Vertrauensschutz heranzuziehen sei daher eigentlich überflüssig. Dies sei allenfalls geeignet, die Funktion der Rechtssicherheit in diesem Zusammenhang zu illustrieren. In Wirklichkeit diene der Vertrauensschutz auch weniger der Begründung als der Begrenzung des Rückwirkungsverbotes. Die objektiv orientierte Rechtssicherheit werde auf den bürgerbezogenen und damit subjektiven Vertrauensschutz reduziert.

So und im Ganzen:
Hartmut Maurer, in: Isensee/Kirchhof, Handbuch des Staatsrechts, Bd. 3, 2. Auflage, 1996, Rn. 19, 26

Ähnlich wird auch eine Kontinuität als ein verfassungsrechtliches Grundprinzip verstanden: Bei der Rechtskontinuität handele es sich um ein Verfassungsprinzip, um einen von allen Staatsgewalten zu beachtenden Fundamentalgrundsatz, der auch die Permanenz der Rechtslage beinhalte. Die echte Rückwirkung eines Gesetzes habe mit dem Vertrauen des Bürgers nichts zu tun.

Anna Leisner, Kontinuität als Verfassungsprinzip, 2002, S. 190 f., 205, 472

Es ist zu zeigen, dass Rechtssicherheitslehre und Kontinuitätslehre damit im Ergebnis die Funktion von Recht überdehnen.

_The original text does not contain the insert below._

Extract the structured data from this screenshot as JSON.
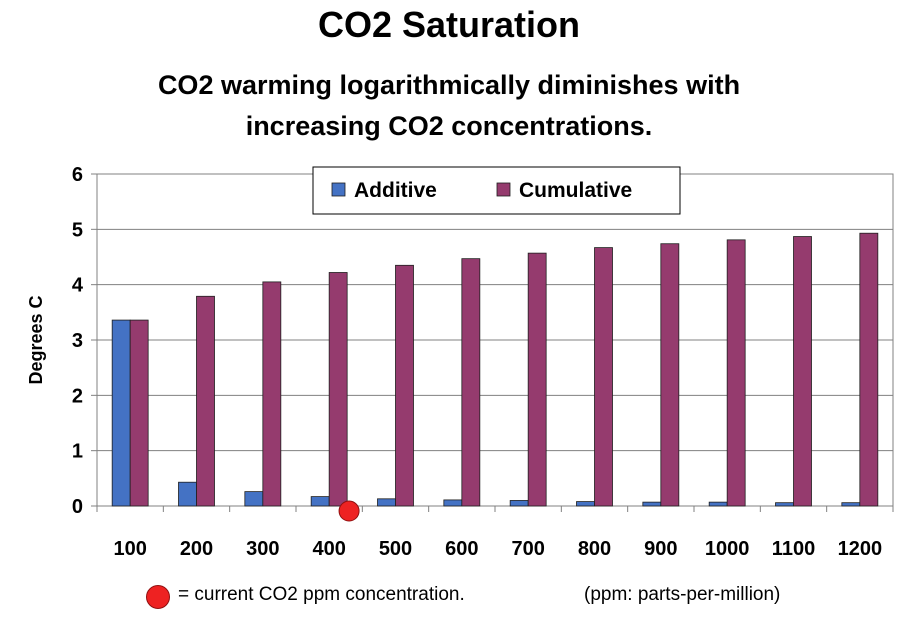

Zwei Funktionen von Recht: Freiheitsschutz und Schutz vor Willkür

Zwischen der Rechtssicherheit und dem verfassungsrechtlichen Willkürverbot gibt es einen Zusammenhang. Rechtssicherheit (Bestandsschutz, Vertrauensschutz) bedeutet Freiheitsschutz für private Rechtsträger. Für Nicht-Private findet Rechtssicherheit zwar im Ergebnis auch, jedoch nur mittelbar Anwendung. Diese Rechtssicherheit ist daher in Wahrheit eine andere. Sie ist eine Folge des Willkürverbotes.